Behind The Albums: The Living End
As the Living End prepare to head out on their “The Retrospective Tour”, we look back on the band’s six albums – from their raw self-titled debut to the accomplished rock of last year’s The End Is Just The Beginning Repeating.
“We knew there was more to the band than ‘50s haircuts and bloody ‘Prisoner of Society’” – Chris Cheney
From playing covers in the Runaway Boys to headlining the Big Day Out, over the course of 18 years, The Living End – frontman Chris Cheney, bassist Scott Owen and drummer Andy Strachan – have well and truly cemented themselves as one of the Australia’s most successful bands. Through six albums, we’ve watched them grow from the raw and unfiltered noise of debut The Living End to the accomplished rock of last year’s The End Is Just The Beginning Repeating, all while retaining the very essence that endeared them to rooms full of sweaty punks in 1994.

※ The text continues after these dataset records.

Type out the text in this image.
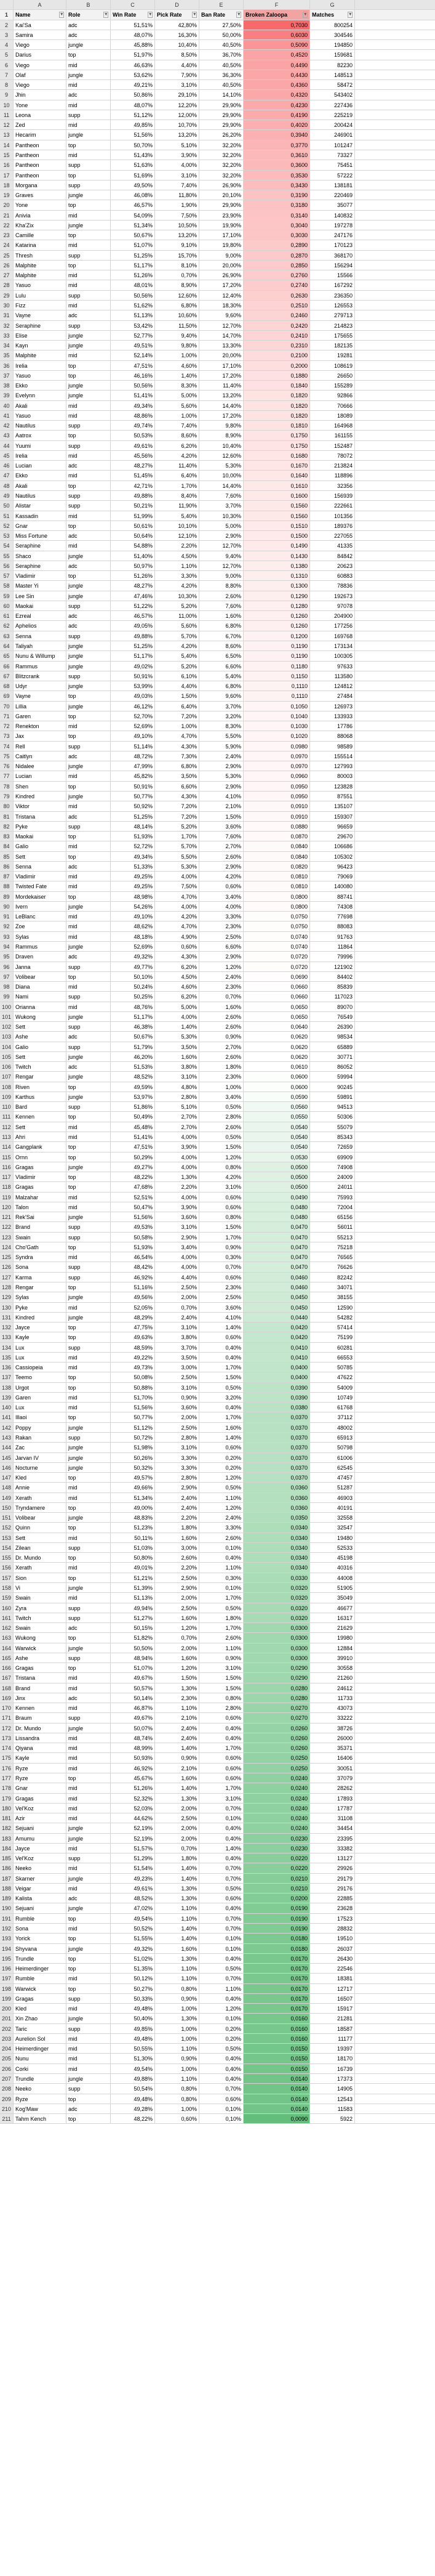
A	B	C	D	E	F	G
1	Name	▾	Role	▾	Win Rate	▾	Pick Rate	▾	Ban Rate	▾	Broken Zaloopa	▾	Matches	▾
2	Kai'Sa	adc	51,51%	42,80%	27,50%	0,7030	800254
3	Samira	adc	48,07%	16,30%	50,00%	0,6030	304546
4	Viego	jungle	45,88%	10,40%	40,50%	0,5090	194850
5	Darius	top	51,97%	8,50%	36,70%	0,4520	159681
6	Viego	mid	46,63%	4,40%	40,50%	0,4490	82230
7	Olaf	jungle	53,62%	7,90%	36,30%	0,4430	148513
8	Viego	mid	49,21%	3,10%	40,50%	0,4360	58472
9	Jhin	adc	50,86%	29,10%	14,10%	0,4320	543402
10	Yone	mid	48,07%	12,20%	29,90%	0,4230	227436
11	Leona	supp	51,12%	12,00%	29,90%	0,4190	225219
12	Zed	mid	49,85%	10,70%	29,90%	0,4020	200424
13	Hecarim	jungle	51,56%	13,20%	26,20%	0,3940	246901
14	Pantheon	top	50,70%	5,10%	32,20%	0,3770	101247
15	Pantheon	mid	51,43%	3,90%	32,20%	0,3610	73327
16	Pantheon	supp	51,63%	4,00%	32,20%	0,3600	75451
17	Pantheon	top	51,69%	3,10%	32,20%	0,3530	57222
18	Morgana	supp	49,50%	7,40%	26,90%	0,3430	138181
19	Graves	jungle	46,08%	11,80%	20,10%	0,3190	220469
20	Yone	top	46,57%	1,90%	29,90%	0,3180	35077
21	Anivia	mid	54,09%	7,50%	23,90%	0,3140	140832
22	Kha'Zix	jungle	51,34%	10,50%	19,90%	0,3040	197278
23	Camille	top	50,67%	13,20%	17,10%	0,3030	247176
24	Katarina	mid	51,07%	9,10%	19,80%	0,2890	170123
25	Thresh	supp	51,25%	15,70%	9,00%	0,2870	368170
26	Malphite	top	51,17%	8,10%	20,00%	0,2850	156294
27	Malphite	mid	51,26%	0,70%	26,90%	0,2760	15566
28	Yasuo	mid	48,01%	8,90%	17,20%	0,2740	167292
29	Lulu	supp	50,56%	12,60%	12,40%	0,2630	236350
30	Fizz	mid	51,62%	6,80%	18,30%	0,2510	126553
31	Vayne	adc	51,13%	10,60%	9,60%	0,2460	279713
32	Seraphine	supp	53,42%	11,50%	12,70%	0,2420	214823
33	Elise	jungle	52,77%	9,40%	14,70%	0,2410	175655
34	Kayn	jungle	49,51%	9,80%	13,30%	0,2310	182135
35	Malphite	mid	52,14%	1,00%	20,00%	0,2100	19281
36	Irelia	top	47,51%	4,60%	17,10%	0,2000	108619
37	Yasuo	top	46,16%	1,40%	17,20%	0,1880	26650
38	Ekko	jungle	50,56%	8,30%	11,40%	0,1840	155289
39	Evelynn	jungle	51,41%	5,00%	13,20%	0,1820	92866
40	Akali	mid	49,34%	5,60%	14,40%	0,1820	70666
41	Yasuo	mid	48,86%	1,00%	17,20%	0,1820	18089
42	Nautilus	supp	49,74%	7,40%	9,80%	0,1810	164968
43	Aatrox	top	50,53%	8,60%	8,90%	0,1750	161155
44	Yuumi	supp	49,61%	6,20%	10,40%	0,1750	152487
45	Irelia	mid	45,56%	4,20%	12,60%	0,1680	78072
46	Lucian	adc	48,27%	11,40%	5,30%	0,1670	213824
47	Ekko	mid	51,45%	6,40%	10,00%	0,1640	118896
48	Akali	top	42,71%	1,70%	14,40%	0,1610	32356
49	Nautilus	supp	49,88%	8,40%	7,60%	0,1600	156939
50	Alistar	supp	50,21%	11,90%	3,70%	0,1560	222661
51	Kassadin	mid	51,99%	5,40%	10,30%	0,1560	101356
52	Gnar	top	50,61%	10,10%	5,00%	0,1510	189376
53	Miss Fortune	adc	50,64%	12,10%	2,90%	0,1500	227055
54	Seraphine	mid	54,88%	2,20%	12,70%	0,1490	41335
55	Shaco	jungle	51,40%	4,50%	9,40%	0,1430	84842
56	Seraphine	adc	50,97%	1,10%	12,70%	0,1380	20623
57	Vladimir	top	51,26%	3,30%	9,00%	0,1310	60883
58	Master Yi	jungle	48,27%	4,20%	8,80%	0,1300	78836
59	Lee Sin	jungle	47,46%	10,30%	2,60%	0,1290	192673
60	Maokai	supp	51,22%	5,20%	7,60%	0,1280	97078
61	Ezreal	adc	46,57%	11,00%	1,60%	0,1260	204900
62	Aphelios	adc	49,05%	5,60%	6,80%	0,1260	177256
63	Senna	supp	49,88%	5,70%	6,70%	0,1200	169768
64	Taliyah	jungle	51,25%	4,20%	8,60%	0,1190	173134
65	Nunu & Willump	jungle	51,17%	5,40%	6,50%	0,1190	100305
66	Rammus	jungle	49,02%	5,20%	6,60%	0,1180	97633
67	Blitzcrank	supp	50,91%	6,10%	5,40%	0,1150	113580
68	Udyr	jungle	53,99%	4,40%	6,80%	0,1110	124812
69	Vayne	top	49,03%	1,50%	9,60%	0,1110	27484
70	Lillia	jungle	46,12%	6,40%	3,70%	0,1050	126973
71	Garen	top	52,70%	7,20%	3,20%	0,1040	133933
72	Renekton	mid	52,69%	1,00%	8,30%	0,1030	17786
73	Jax	top	49,10%	4,70%	5,50%	0,1020	88068
74	Rell	supp	51,14%	4,30%	5,90%	0,0980	98589
75	Caitlyn	adc	48,72%	7,30%	2,40%	0,0970	155514
76	Nidalee	jungle	47,99%	6,80%	2,90%	0,0970	127993
77	Lucian	mid	45,82%	3,50%	5,30%	0,0960	80003
78	Shen	top	50,91%	6,60%	2,90%	0,0950	123828
79	Kindred	jungle	50,77%	4,30%	4,10%	0,0950	87551
80	Viktor	mid	50,92%	7,20%	2,10%	0,0910	135107
81	Tristana	adc	51,25%	7,20%	1,50%	0,0910	159307
82	Pyke	supp	48,14%	5,20%	3,60%	0,0880	96659
83	Maokai	top	51,93%	1,70%	7,60%	0,0870	29670
84	Galio	mid	52,72%	5,70%	2,70%	0,0840	106686
85	Sett	top	49,34%	5,50%	2,60%	0,0840	105302
86	Senna	adc	51,33%	5,30%	2,90%	0,0820	96423
87	Vladimir	mid	49,25%	4,00%	4,20%	0,0810	79069
88	Twisted Fate	mid	49,25%	7,50%	0,60%	0,0810	140080
89	Mordekaiser	top	48,98%	4,70%	3,40%	0,0800	88741
90	Ivern	jungle	54,26%	4,00%	4,00%	0,0800	74308
91	LeBlanc	mid	49,10%	4,20%	3,30%	0,0750	77698
92	Zoe	mid	48,62%	4,70%	2,30%	0,0750	88083
93	Sylas	mid	48,18%	4,90%	2,50%	0,0740	91763
94	Rammus	jungle	52,69%	0,60%	6,60%	0,0740	11864
95	Draven	adc	49,32%	4,30%	2,90%	0,0720	79996
96	Janna	supp	49,77%	6,20%	1,20%	0,0720	121902
97	Volibear	top	50,10%	4,50%	2,40%	0,0690	84402
98	Diana	mid	50,24%	4,60%	2,30%	0,0660	85839
99	Nami	supp	50,25%	6,20%	0,70%	0,0660	117023
100 Orianna	mid	48,76%	5,00%	1,60%	0,0650	89070
101 Wukong	jungle	51,17%	4,00%	2,60%	0,0650	76549
102 Sett	supp	46,38%	1,40%	2,60%	0,0640	26390
103 Ashe	adc	50,67%	5,30%	0,90%	0,0620	98534
104 Galio	supp	51,79%	3,50%	2,70%	0,0620	65889
105 Sett	jungle	46,20%	1,60%	2,60%	0,0620	30771
106 Twitch	adc	51,53%	3,80%	1,80%	0,0610	86052
107 Rengar	jungle	48,52%	3,10%	2,30%	0,0600	59994
108 Riven	top	49,59%	4,80%	1,00%	0,0600	90245
109 Karthus	jungle	53,97%	2,80%	3,40%	0,0590	59891
110 Bard	supp	51,86%	5,10%	0,50%	0,0560	94513
111 Kennen	top	50,49%	2,70%	2,80%	0,0550	50306
112 Sett	mid	45,48%	2,70%	2,60%	0,0540	55079
113 Ahri	mid	51,41%	4,00%	0,50%	0,0540	85343
114 Gangplank	top	47,51%	3,90%	1,50%	0,0540	72659
115 Ornn	top	50,29%	4,00%	1,20%	0,0530	69909
116 Gragas	jungle	49,27%	4,00%	0,80%	0,0500	74908
117 Vladimir	top	48,22%	1,30%	4,20%	0,0500	24009
118 Gragas	top	47,68%	2,20%	3,10%	0,0500	24011
119 Malzahar	mid	52,51%	4,00%	0,60%	0,0490	75993
120 Talon	mid	50,47%	3,90%	0,60%	0,0480	72004
121 Rek'Sai	jungle	51,56%	3,60%	0,80%	0,0480	65156
122 Brand	supp	49,53%	3,10%	1,50%	0,0470	56011
123 Swain	supp	50,58%	2,90%	1,70%	0,0470	55213
124 Cho'Gath	top	51,93%	3,40%	0,90%	0,0470	75218
125 Syndra	mid	46,54%	4,00%	0,30%	0,0470	76565
126 Sona	supp	48,42%	4,00%	0,70%	0,0470	76626
127 Karma	supp	46,92%	4,40%	0,60%	0,0460	82242
128 Rengar	top	51,16%	2,50%	2,30%	0,0460	34071
129 Sylas	jungle	49,56%	2,00%	2,50%	0,0450	38155
130 Pyke	mid	52,05%	0,70%	3,60%	0,0450	12590
131 Kindred	jungle	48,29%	2,40%	4,10%	0,0440	54282
132 Jayce	top	47,75%	3,10%	1,40%	0,0420	57414
133 Kayle	top	49,63%	3,80%	0,60%	0,0420	75199
134 Lux	supp	48,59%	3,70%	0,40%	0,0410	60281
135 Lux	mid	49,22%	3,50%	0,40%	0,0410	66553
136 Cassiopeia	mid	49,73%	3,00%	1,70%	0,0400	50785
137 Teemo	top	50,08%	2,50%	1,50%	0,0400	47622
138 Urgot	top	50,88%	3,10%	0,50%	0,0390	54009
139 Garen	mid	51,70%	0,90%	3,20%	0,0390	10749
140 Lux	mid	51,56%	3,60%	0,40%	0,0380	61768
141 Illaoi	top	50,77%	2,00%	1,70%	0,0370	37112
142 Poppy	jungle	51,12%	2,50%	1,60%	0,0370	48002
143 Rakan	supp	50,72%	2,80%	1,40%	0,0370	65913
144 Zac	jungle	51,98%	3,10%	0,60%	0,0370	50798
145 Jarvan IV	jungle	50,26%	3,30%	0,20%	0,0370	61006
146 Nocturne	jungle	50,32%	3,30%	0,20%	0,0370	62545
147 Kled	top	49,57%	2,80%	1,20%	0,0370	47457
148 Annie	mid	49,66%	2,90%	0,50%	0,0360	51287
149 Xerath	mid	51,34%	2,40%	1,10%	0,0360	46903
150 Tryndamere	top	49,00%	2,40%	1,20%	0,0360	40191
151 Volibear	jungle	48,83%	2,20%	2,40%	0,0350	32558
152 Quinn	top	51,23%	1,80%	3,30%	0,0340	32547
153 Sett	mid	50,11%	1,60%	2,60%	0,0340	19480
154 Zilean	supp	51,03%	3,00%	0,10%	0,0340	52533
155 Dr. Mundo	top	50,80%	2,60%	0,40%	0,0340	45198
156 Xerath	mid	49,01%	2,20%	1,10%	0,0340	40316
157 Sion	top	51,21%	2,50%	0,30%	0,0330	44008
158 Vi	jungle	51,39%	2,90%	0,10%	0,0320	51905
159 Swain	mid	51,13%	2,00%	1,70%	0,0320	35049
160 Zyra	supp	49,94%	2,50%	0,50%	0,0320	46677
161 Twitch	supp	51,27%	1,60%	1,80%	0,0320	16317
162 Swain	adc	50,15%	1,20%	1,70%	0,0300	21629
163 Wukong	top	51,82%	0,70%	2,60%	0,0300	19980
164 Warwick	jungle	50,50%	2,00%	1,10%	0,0300	12884
165 Ashe	supp	48,94%	1,60%	0,90%	0,0300	39910
166 Gragas	top	51,07%	1,20%	3,10%	0,0290	30558
167 Tristana	mid	49,67%	1,50%	1,50%	0,0290	21260
168 Brand	mid	50,57%	1,30%	1,50%	0,0280	24612
169 Jinx	adc	50,14%	2,30%	0,80%	0,0280	11733
170 Kennen	mid	46,87%	1,10%	2,80%	0,0270	43073
171 Braum	supp	49,67%	2,10%	0,60%	0,0270	33222
172 Dr. Mundo	jungle	50,07%	2,40%	0,40%	0,0260	38726
173 Lissandra	mid	48,74%	2,40%	0,40%	0,0260	26000
174 Qiyana	mid	48,99%	1,40%	1,70%	0,0260	35371
175 Kayle	mid	50,93%	0,90%	0,60%	0,0250	16406
176 Ryze	mid	46,92%	2,10%	0,60%	0,0250	30051
177 Ryze	top	45,67%	1,60%	0,60%	0,0240	37079
178 Gnar	mid	51,26%	1,40%	1,70%	0,0240	28262
179 Gragas	mid	52,32%	1,30%	3,10%	0,0240	17893
180 Vel'Koz	mid	52,03%	2,00%	0,70%	0,0240	17787
181 Azir	mid	44,62%	2,50%	0,10%	0,0240	31108
182 Sejuani	jungle	52,19%	2,00%	0,40%	0,0240	34454
183 Amumu	jungle	52,19%	2,00%	0,40%	0,0230	23395
184 Jayce	mid	51,57%	0,70%	1,40%	0,0230	33382
185 Vel'Koz	supp	51,29%	1,80%	0,40%	0,0220	13127
186 Neeko	mid	51,54%	1,40%	0,70%	0,0220	29926
187 Skarner	jungle	49,23%	1,40%	0,70%	0,0210	29179
188 Veigar	mid	49,61%	1,30%	0,50%	0,0210	29176
189 Kalista	adc	48,52%	1,30%	0,60%	0,0200	22885
190 Sejuani	jungle	47,02%	1,10%	0,40%	0,0190	23628
191 Rumble	top	49,54%	1,10%	0,70%	0,0190	17523
192 Sona	mid	50,52%	1,40%	0,70%	0,0190	28832
193 Yorick	top	51,55%	1,40%	0,10%	0,0180	19510
194 Shyvana	jungle	49,32%	1,60%	0,10%	0,0180	26037
195 Trundle	top	51,02%	1,30%	0,40%	0,0170	26430
196 Heimerdinger	top	51,35%	1,10%	0,50%	0,0170	22546
197 Rumble	mid	50,12%	1,10%	0,70%	0,0170	18381
198 Warwick	top	50,27%	0,80%	1,10%	0,0170	12717
199 Gragas	supp	50,33%	0,90%	0,40%	0,0170	16507
200 Kled	mid	49,48%	1,00%	1,20%	0,0170	15917
201 Xin Zhao	jungle	50,40%	1,30%	0,10%	0,0160	21281
202 Taric	supp	49,85%	1,00%	0,20%	0,0160	18587
203 Aurelion Sol	mid	49,48%	1,00%	0,20%	0,0160	11177
204 Heimerdinger	mid	50,55%	1,10%	0,50%	0,0150	19397
205 Nunu	mid	51,30%	0,90%	0,40%	0,0150	18170
206 Corki	mid	49,54%	1,00%	0,40%	0,0150	16739
207 Trundle	jungle	49,88%	1,10%	0,40%	0,0140	17373
208 Neeko	supp	50,54%	0,80%	0,70%	0,0140	14905
209 Ryze	top	49,48%	0,80%	0,60%	0,0140	12543
210 Kog'Maw	adc	49,28%	1,00%	0,10%	0,0140	11583
211 Tahm Kench	top	48,22%	0,60%	0,10%	0,0090	5922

To mark nearly two decades of The Living End, the trio will embark this month on “The Retrospective Tour”, a huge undertaking that will see them play each of their six albums in full, back-to-back at 39 intimate, cross-country gigs. In the lead-up to the gigs we spoke to the band and those close to them – from former Rolling Stone editor John O’Donnell to their manager Rae Harvey – about the making of each album.
The Living End (1998)
John O’Donnell, former Rolling Stone editor
The Living End is everything you could want a debut album to be; it’s as good a debut album as any released in rock’n’roll history. It’s better than the debut albums by The Beatles, The Rolling Stones, Midnight Oil or Green Day. It’s that good. It is brim-full of brilliant, fresh songs and performances, spilling over with naive enthusiasm and spunk.

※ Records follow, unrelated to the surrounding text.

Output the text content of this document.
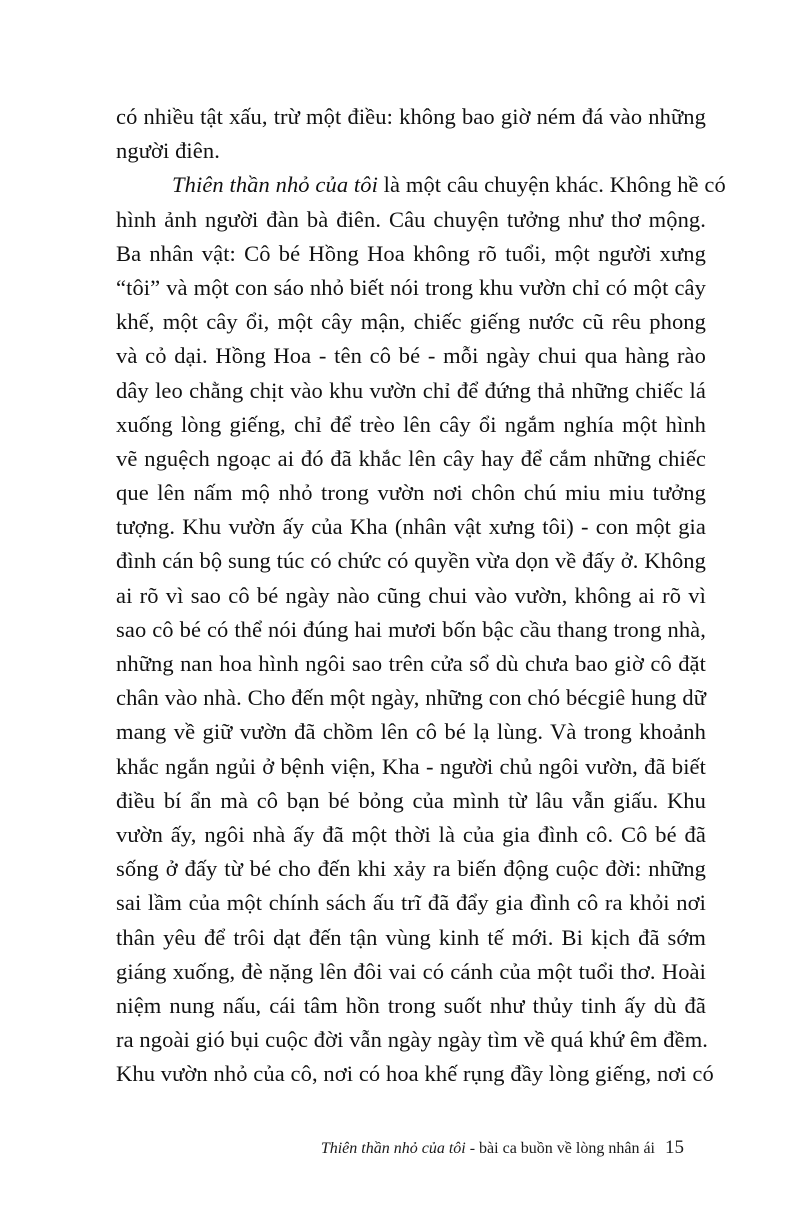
có nhiều tật xấu, trừ một điều: không bao giờ ném đá vào những
người điên.
Thiên thần nhỏ của tôi là một câu chuyện khác. Không hề có
hình ảnh người đàn bà điên. Câu chuyện tưởng như thơ mộng.
Ba nhân vật: Cô bé Hồng Hoa không rõ tuổi, một người xưng
“tôi” và một con sáo nhỏ biết nói trong khu vườn chỉ có một cây
khế, một cây ổi, một cây mận, chiếc giếng nước cũ rêu phong
và cỏ dại. Hồng Hoa - tên cô bé - mỗi ngày chui qua hàng rào
dây leo chằng chịt vào khu vườn chỉ để đứng thả những chiếc lá
xuống lòng giếng, chỉ để trèo lên cây ổi ngắm nghía một hình
vẽ nguệch ngoạc ai đó đã khắc lên cây hay để cắm những chiếc
que lên nấm mộ nhỏ trong vườn nơi chôn chú miu miu tưởng
tượng. Khu vườn ấy của Kha (nhân vật xưng tôi) - con một gia
đình cán bộ sung túc có chức có quyền vừa dọn về đấy ở. Không
ai rõ vì sao cô bé ngày nào cũng chui vào vườn, không ai rõ vì
sao cô bé có thể nói đúng hai mươi bốn bậc cầu thang trong nhà,
những nan hoa hình ngôi sao trên cửa sổ dù chưa bao giờ cô đặt
chân vào nhà. Cho đến một ngày, những con chó bécgiê hung dữ
mang về giữ vườn đã chồm lên cô bé lạ lùng. Và trong khoảnh
khắc ngắn ngủi ở bệnh viện, Kha - người chủ ngôi vườn, đã biết
điều bí ẩn mà cô bạn bé bỏng của mình từ lâu vẫn giấu. Khu
vườn ấy, ngôi nhà ấy đã một thời là của gia đình cô. Cô bé đã
sống ở đấy từ bé cho đến khi xảy ra biến động cuộc đời: những
sai lầm của một chính sách ấu trĩ đã đẩy gia đình cô ra khỏi nơi
thân yêu để trôi dạt đến tận vùng kinh tế mới. Bi kịch đã sớm
giáng xuống, đè nặng lên đôi vai có cánh của một tuổi thơ. Hoài
niệm nung nấu, cái tâm hồn trong suốt như thủy tinh ấy dù đã
ra ngoài gió bụi cuộc đời vẫn ngày ngày tìm về quá khứ êm đềm.
Khu vườn nhỏ của cô, nơi có hoa khế rụng đầy lòng giếng, nơi có
Thiên thần nhỏ của tôi - bài ca buồn về lòng nhân ái 15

It’s a band making a record by themselves, with their own money and on their own terms, without the weight of expectations of record companies, publishers, budgets, radio playlists, critics – that would all come later. Across their two earlier EPs, The Living End had developed their songwriting and found their voice – a blend of rockabilly, punk and classic rock and roll – and then they delivered an album of high speed thrills (‘Prisoner Of Society’, ‘West End Riot’); intelligent observation and anger (‘Growing Up’, ‘Falling Down’, ‘Monday’, ‘All Torn Down’); and rich, melodic songcraft (‘Trapped’, ‘I Want A Day’, ‘Save The Day’).
“It’s a band making a record by themselves on their own terms”
To this day, there’s few things in Australian music (or indeed any music, anywhere) as exciting as a festival crowd chanting, “We don’t need no one like you, to tell us what to do”, as Scotty Owen slaps his double bass at high speed, Andy does snare rolls faster than the eye can see and everything builds until Chris screams, “Society, society, society.” And I love the photograph on the front – whoever found that is a fucking genius.